Her smile is pinched. “All set, Ms. Schmidt. You can go. Please remember to keep your badge visible at all times.”

“Yes. Will do.”

I rise and leave the office, entering the warehouse-like space that holds merchandise and veer toward the rear exit door—mostly used for employee smoke breaks—waiting until I’m outside to press the phone to my ear.

“Nicole. Hey.”

“Nice of you to answer. And with such enthusiasm, too!” There’s a long pause. “Excuse the hell out of me for being excited to hear my best friend’s voice for the first time in years.”

A kernel of guilt wiggles its way into my throat, despite hour upon hour of counseling from Dr. Skinner that suggested I should feel the opposite. It’s a lot easier to recognize a toxic relationship when there’s some distance. But having their voice, their character up close and personal is different. There’s nostalgia and reminders of the good times attached to that voice. I…should be excited to speak with her, as well. Shouldn’t I? I once referred to Nicole as my sister. We went through puberty together and we vowed to grow old in a condo by the ocean. Countless nights of our youth were spent sneaking out, huddled up behind the local liquor store talking about the adventures we were going to take as soon as we had the money. A few words from Nicole and I can smell cigarette smoke, burnt hot dogs from 7-Eleven and peach schnapps or whatever terrible liquor I pilfered from my parents that wouldn’t be missed.

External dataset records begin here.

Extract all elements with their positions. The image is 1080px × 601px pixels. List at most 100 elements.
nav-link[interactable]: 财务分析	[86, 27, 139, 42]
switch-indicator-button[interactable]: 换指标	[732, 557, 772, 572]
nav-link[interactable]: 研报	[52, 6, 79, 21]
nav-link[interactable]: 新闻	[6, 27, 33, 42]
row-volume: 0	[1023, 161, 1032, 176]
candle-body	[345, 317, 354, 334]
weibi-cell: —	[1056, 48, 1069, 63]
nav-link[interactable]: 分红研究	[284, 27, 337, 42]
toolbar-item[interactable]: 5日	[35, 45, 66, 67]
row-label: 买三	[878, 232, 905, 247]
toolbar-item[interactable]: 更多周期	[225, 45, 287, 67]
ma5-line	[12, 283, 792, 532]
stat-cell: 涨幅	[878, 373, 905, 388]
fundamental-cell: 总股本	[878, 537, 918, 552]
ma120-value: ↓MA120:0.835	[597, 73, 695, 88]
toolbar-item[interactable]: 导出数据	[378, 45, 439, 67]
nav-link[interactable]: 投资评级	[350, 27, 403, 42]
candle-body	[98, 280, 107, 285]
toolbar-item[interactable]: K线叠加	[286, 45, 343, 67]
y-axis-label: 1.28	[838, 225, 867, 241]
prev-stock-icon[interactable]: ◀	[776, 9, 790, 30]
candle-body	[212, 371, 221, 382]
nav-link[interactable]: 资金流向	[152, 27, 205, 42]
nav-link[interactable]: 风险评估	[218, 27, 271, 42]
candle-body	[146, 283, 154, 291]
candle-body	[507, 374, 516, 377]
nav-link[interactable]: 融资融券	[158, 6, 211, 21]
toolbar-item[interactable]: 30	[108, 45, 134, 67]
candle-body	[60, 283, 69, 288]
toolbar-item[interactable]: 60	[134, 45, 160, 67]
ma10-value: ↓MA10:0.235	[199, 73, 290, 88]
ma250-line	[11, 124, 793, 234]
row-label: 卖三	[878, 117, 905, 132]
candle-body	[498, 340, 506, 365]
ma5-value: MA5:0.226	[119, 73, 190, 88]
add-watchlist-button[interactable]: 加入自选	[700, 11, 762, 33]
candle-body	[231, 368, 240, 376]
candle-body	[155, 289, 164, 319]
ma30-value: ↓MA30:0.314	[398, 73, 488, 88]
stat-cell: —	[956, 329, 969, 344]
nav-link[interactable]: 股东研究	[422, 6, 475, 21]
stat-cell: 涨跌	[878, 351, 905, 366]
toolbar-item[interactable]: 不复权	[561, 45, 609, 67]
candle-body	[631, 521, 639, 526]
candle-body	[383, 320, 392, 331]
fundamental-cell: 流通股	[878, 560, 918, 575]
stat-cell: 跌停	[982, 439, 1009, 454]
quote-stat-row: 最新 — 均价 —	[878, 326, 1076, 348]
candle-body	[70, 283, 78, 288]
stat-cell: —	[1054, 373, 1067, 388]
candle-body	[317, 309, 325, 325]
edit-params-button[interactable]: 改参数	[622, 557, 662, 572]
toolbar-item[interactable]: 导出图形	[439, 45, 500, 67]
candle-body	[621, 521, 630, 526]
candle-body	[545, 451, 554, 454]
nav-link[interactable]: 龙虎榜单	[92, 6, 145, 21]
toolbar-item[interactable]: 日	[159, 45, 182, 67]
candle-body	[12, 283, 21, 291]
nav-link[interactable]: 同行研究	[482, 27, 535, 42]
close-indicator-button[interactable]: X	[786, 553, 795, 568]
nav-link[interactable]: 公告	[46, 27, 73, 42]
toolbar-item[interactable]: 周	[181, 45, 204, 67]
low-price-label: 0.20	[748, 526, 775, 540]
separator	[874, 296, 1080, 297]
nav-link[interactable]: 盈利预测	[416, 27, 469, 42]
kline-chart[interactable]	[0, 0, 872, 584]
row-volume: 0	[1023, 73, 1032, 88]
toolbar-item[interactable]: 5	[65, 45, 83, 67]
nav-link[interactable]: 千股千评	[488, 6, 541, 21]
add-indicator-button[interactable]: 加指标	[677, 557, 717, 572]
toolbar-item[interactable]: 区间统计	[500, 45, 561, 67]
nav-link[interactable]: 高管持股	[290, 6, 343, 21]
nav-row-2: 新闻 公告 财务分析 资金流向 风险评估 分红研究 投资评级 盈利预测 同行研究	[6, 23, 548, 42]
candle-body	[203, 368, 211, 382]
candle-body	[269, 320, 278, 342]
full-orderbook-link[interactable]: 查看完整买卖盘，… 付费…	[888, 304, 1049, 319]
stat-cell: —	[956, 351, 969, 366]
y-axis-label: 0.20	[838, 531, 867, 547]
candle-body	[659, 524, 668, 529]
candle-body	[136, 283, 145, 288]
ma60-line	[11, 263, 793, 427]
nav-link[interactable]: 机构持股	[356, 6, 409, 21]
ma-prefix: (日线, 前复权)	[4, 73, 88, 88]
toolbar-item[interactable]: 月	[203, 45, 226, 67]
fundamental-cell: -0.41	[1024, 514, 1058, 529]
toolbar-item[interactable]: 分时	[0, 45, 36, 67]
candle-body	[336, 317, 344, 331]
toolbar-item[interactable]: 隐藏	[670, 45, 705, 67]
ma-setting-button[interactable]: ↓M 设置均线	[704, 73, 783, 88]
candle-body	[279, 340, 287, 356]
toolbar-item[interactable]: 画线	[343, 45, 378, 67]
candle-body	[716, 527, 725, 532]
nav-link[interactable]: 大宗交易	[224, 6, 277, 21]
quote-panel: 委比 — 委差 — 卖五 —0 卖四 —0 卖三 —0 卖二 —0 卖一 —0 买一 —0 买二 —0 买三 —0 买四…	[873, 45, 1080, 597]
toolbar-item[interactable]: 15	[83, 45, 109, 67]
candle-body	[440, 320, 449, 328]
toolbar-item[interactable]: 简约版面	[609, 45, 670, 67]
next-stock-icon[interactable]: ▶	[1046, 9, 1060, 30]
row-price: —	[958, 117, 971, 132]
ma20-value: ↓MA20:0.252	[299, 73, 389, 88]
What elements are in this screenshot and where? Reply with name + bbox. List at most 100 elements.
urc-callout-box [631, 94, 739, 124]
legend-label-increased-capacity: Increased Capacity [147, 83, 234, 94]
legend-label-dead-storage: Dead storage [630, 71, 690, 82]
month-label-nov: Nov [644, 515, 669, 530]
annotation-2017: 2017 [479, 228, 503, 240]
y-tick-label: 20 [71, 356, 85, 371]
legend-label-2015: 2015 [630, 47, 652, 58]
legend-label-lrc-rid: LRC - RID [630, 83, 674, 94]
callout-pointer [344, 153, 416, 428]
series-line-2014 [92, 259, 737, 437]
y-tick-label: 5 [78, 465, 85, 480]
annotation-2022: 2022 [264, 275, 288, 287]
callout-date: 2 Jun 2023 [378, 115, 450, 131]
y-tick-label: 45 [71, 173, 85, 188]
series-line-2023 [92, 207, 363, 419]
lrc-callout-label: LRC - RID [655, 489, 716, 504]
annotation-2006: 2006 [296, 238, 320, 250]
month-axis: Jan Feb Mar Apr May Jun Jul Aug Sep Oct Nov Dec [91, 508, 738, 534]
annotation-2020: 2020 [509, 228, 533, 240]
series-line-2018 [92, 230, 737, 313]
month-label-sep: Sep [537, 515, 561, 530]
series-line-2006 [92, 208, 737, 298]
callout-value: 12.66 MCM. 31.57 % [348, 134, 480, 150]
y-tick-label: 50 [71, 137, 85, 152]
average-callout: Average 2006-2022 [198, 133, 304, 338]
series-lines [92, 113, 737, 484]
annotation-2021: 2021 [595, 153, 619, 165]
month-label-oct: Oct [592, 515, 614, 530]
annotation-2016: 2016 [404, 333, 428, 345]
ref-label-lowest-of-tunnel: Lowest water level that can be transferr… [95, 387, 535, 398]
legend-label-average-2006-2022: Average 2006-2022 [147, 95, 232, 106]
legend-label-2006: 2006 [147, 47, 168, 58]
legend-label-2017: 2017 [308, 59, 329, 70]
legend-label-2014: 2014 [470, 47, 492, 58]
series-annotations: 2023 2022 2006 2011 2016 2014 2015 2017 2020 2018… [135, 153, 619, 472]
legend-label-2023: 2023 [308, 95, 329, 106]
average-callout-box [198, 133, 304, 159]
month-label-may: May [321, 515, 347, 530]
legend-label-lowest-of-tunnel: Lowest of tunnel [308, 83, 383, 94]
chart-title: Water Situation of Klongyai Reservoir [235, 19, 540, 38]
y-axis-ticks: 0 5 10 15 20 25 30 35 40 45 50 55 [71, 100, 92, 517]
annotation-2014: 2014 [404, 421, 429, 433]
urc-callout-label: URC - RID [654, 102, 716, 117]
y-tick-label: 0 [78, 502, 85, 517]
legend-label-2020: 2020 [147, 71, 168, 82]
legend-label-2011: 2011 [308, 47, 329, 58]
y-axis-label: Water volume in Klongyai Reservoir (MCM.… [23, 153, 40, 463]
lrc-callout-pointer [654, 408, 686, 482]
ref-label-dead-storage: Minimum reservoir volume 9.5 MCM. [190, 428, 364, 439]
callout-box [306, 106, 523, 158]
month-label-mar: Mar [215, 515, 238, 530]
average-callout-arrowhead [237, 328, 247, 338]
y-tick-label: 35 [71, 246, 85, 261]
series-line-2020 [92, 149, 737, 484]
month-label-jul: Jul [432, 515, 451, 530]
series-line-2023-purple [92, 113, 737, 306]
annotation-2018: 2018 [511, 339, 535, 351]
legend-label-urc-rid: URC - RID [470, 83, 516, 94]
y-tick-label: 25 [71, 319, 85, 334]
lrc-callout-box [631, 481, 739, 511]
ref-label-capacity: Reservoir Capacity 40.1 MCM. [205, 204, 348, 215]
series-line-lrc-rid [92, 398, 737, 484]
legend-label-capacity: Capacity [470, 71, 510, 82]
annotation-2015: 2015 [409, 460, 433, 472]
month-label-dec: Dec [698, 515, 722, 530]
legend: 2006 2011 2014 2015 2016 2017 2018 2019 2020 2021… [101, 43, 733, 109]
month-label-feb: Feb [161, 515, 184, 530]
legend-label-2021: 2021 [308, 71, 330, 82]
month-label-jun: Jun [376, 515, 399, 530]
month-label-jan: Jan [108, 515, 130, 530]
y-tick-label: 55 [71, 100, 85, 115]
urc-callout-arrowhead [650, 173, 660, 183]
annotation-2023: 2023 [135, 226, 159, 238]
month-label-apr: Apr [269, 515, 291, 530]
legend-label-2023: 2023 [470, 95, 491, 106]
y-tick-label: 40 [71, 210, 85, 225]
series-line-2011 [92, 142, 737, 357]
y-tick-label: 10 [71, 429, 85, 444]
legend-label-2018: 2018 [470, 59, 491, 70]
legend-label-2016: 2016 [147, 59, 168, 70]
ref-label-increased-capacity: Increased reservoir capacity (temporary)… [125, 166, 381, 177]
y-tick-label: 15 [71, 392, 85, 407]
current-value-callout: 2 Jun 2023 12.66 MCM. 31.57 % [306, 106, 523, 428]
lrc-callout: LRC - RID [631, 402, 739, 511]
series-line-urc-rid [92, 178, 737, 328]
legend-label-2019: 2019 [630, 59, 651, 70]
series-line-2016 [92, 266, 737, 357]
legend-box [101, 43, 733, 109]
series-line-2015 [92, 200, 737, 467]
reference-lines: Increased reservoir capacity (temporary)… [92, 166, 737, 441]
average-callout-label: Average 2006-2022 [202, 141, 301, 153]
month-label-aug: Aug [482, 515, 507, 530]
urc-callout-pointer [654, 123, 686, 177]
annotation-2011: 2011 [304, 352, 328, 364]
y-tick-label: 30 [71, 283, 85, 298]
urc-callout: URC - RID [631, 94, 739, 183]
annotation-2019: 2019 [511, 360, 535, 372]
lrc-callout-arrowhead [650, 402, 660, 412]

“Yeah, hey, I’m sorry.” I pinch the bridge of my nose, wincing at how little time it took me to start apologizing. “I just didn’t expect the call.”

Being that we were in prison for the same crime, we were not on each other’s approved caller lists, so no phone calls were allowed. We’ve written letters over the years, but they definitely grew strained and thinned out toward the end of my sentence. There was always a tone of resentment from Nicole’s letters because of my actions the night of the robbery and the fact that my sentence was shorter because of it.

Nicole sniffs. There’s some shouting in the background. A security door slamming. Familiar sounds that make my stomach turn over like a rusted car engine. “That’s fine,” she says. “So where are you?”

I stare down at my feet, fighting to swallow. God, I don’t want to tell her. I don’t want anything to touch the fragile construction of this new beginning. It’s barely in its infancy. I’m proud of the steps I’ve taken, but she’ll find a reason to put it down. “Home,” I croak, then clear my throat. “I went home. I’m at my parents’ house.”